Oliver Letwin would be right to argue that under-performance should be addressed. Underperformance has to be analysed and the causes understood. It may be due the attitudes or behaviours of individual employees or because of a failure of management or as a result of a structural problem. Remedy requires effective and fair performance management arrangements for individuals with the opportunity for training and support where necessary; but with the sanctions of disciplinary measures and dismissal being available.. Likewise poor performing organisations in whatever sector cannot be allowed to disadvantage service users and misuse public funds

It is in the mutual interests of staff, employers and service users for staff to be motivated and well rewarded; and to achieve higher productivity. These tend to be key ingredients in any successful enterprise. Indeed this is one reason why the Government wishes public sector staff to establish employee co-operatives to provide public services.
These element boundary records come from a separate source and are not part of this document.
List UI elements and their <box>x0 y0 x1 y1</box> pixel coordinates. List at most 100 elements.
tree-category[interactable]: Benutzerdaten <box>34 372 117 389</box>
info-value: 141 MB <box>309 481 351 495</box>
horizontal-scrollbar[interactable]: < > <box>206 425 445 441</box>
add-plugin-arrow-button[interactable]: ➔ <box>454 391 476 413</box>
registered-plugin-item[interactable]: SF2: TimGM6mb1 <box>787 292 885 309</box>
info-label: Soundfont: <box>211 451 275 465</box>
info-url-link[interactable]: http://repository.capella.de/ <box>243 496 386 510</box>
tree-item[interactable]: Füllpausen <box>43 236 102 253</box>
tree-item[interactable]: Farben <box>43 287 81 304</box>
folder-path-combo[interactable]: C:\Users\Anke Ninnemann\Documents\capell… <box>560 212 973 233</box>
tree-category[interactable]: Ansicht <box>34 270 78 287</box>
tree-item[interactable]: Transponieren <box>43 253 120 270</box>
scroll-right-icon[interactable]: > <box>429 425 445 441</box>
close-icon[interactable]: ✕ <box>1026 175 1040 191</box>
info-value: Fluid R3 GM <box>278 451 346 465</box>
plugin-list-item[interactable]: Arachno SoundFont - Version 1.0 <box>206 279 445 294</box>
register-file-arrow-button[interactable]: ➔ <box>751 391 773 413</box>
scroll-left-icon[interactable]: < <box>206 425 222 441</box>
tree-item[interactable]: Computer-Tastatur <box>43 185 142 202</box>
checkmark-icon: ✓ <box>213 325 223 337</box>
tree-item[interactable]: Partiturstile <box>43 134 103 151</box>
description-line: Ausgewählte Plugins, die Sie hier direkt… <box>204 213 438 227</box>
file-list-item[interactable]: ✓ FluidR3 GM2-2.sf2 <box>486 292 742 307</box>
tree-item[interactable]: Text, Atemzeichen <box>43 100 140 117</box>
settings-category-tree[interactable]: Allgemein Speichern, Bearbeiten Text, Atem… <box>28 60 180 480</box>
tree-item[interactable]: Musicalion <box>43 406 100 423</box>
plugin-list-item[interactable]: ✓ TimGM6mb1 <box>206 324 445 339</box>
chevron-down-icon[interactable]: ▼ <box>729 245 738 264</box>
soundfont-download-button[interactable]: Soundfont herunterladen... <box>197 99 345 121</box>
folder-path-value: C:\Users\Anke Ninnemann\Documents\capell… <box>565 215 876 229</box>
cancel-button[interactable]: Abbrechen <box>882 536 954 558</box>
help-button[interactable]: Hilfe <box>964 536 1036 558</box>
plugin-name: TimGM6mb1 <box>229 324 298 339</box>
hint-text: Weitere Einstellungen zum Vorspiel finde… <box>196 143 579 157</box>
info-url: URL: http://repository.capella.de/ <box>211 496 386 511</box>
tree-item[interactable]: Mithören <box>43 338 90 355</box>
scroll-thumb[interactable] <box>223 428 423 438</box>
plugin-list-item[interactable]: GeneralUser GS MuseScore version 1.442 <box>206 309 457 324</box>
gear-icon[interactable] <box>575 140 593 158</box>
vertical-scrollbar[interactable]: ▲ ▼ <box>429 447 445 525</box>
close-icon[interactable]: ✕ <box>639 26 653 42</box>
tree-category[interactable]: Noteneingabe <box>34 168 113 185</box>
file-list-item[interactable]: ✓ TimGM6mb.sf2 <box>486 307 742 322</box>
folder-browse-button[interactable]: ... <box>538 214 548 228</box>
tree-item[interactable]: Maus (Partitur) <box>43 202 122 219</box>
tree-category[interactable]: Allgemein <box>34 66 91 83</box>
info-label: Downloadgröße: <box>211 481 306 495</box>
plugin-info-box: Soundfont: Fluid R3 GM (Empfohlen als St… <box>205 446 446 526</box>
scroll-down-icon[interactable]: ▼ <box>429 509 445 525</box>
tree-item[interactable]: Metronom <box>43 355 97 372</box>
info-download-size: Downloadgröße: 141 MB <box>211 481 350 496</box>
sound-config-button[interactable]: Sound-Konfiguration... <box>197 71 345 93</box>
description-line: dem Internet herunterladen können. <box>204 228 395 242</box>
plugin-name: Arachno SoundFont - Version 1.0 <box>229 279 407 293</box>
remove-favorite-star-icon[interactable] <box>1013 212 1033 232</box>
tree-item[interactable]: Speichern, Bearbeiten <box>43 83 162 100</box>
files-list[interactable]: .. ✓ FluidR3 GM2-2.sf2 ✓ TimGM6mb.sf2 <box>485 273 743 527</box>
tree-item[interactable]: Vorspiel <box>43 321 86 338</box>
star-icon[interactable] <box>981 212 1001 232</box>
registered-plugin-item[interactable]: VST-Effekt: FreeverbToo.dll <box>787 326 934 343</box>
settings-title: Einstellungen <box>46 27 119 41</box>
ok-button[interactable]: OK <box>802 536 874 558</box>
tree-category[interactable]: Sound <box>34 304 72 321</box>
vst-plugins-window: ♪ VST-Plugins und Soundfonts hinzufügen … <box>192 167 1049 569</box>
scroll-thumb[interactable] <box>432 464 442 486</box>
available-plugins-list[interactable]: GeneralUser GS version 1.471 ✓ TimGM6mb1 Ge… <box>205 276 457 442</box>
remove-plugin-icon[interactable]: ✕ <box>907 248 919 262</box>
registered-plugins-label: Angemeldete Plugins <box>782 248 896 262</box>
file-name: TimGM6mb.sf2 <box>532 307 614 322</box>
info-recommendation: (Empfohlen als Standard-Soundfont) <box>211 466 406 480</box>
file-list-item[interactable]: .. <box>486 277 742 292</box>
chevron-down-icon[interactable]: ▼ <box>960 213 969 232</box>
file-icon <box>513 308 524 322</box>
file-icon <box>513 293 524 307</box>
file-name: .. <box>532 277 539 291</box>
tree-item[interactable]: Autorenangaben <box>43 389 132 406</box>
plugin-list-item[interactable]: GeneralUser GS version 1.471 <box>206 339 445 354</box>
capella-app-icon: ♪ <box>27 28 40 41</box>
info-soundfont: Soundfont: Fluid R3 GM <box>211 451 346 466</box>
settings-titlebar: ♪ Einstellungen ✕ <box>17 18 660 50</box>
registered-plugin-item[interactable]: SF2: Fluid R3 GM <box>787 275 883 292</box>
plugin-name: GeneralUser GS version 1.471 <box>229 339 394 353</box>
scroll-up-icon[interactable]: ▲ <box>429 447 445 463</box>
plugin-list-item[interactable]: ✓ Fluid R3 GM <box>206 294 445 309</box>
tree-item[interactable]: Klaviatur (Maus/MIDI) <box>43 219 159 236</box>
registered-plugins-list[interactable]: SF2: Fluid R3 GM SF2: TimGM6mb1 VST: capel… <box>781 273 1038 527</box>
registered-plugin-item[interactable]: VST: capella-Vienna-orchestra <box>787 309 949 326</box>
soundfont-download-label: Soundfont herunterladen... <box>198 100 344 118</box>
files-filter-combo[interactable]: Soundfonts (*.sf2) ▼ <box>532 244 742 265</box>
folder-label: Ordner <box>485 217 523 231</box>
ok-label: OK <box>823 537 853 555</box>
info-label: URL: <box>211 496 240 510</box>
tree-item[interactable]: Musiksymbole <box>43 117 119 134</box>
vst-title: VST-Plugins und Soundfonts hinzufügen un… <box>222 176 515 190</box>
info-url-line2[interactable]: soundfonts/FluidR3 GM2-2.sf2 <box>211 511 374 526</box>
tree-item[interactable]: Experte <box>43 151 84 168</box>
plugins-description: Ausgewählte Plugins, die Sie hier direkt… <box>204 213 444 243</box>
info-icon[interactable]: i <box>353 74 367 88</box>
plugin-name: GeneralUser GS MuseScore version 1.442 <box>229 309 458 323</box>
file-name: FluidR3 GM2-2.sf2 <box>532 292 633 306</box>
Such initiatives should not be driven by the fear be seen as positive opportunities for staff.

Rather than advocating fear based approaches the Government would be better to

Promote, encourage and incentivise exemplary employment practice across all public service providers - private, public and third sector

Recognise that staff have much to contribute to understanding the opportunities to improve productivity, reduce costs and improve outcomes

Promote and encourage all public service providers in all sectors to actively involve their staff and their trade unions in strategic decisions and service redesign programmes

Encourage public sector employers to facilitate staff and provide them with resources to consider the options to establish employee owned/led co-operatives and/or social enterprises (this is already Government policy); and extend the same right to staff working for private sector contractors

Re-state its commitment to the letter and spirit of TUPE regulations

Re-consider its position on "Fair Deal on Pensions"

Negotiate and avoid the imposition of changes to terms and conditions including the public pension schemes

Agree effective performance management

Require the application of "living wages" across all public services

ensure that all public service employees has access to personal and organisational development programmes

Monitor the impact of its recent abolition of the "two tier code"

The founder of our greatest public service the NHS Aneurin Bevan wrote a book entitled "In Place of Fear". In 2011 we need to place employee "motivation" in place of "fear."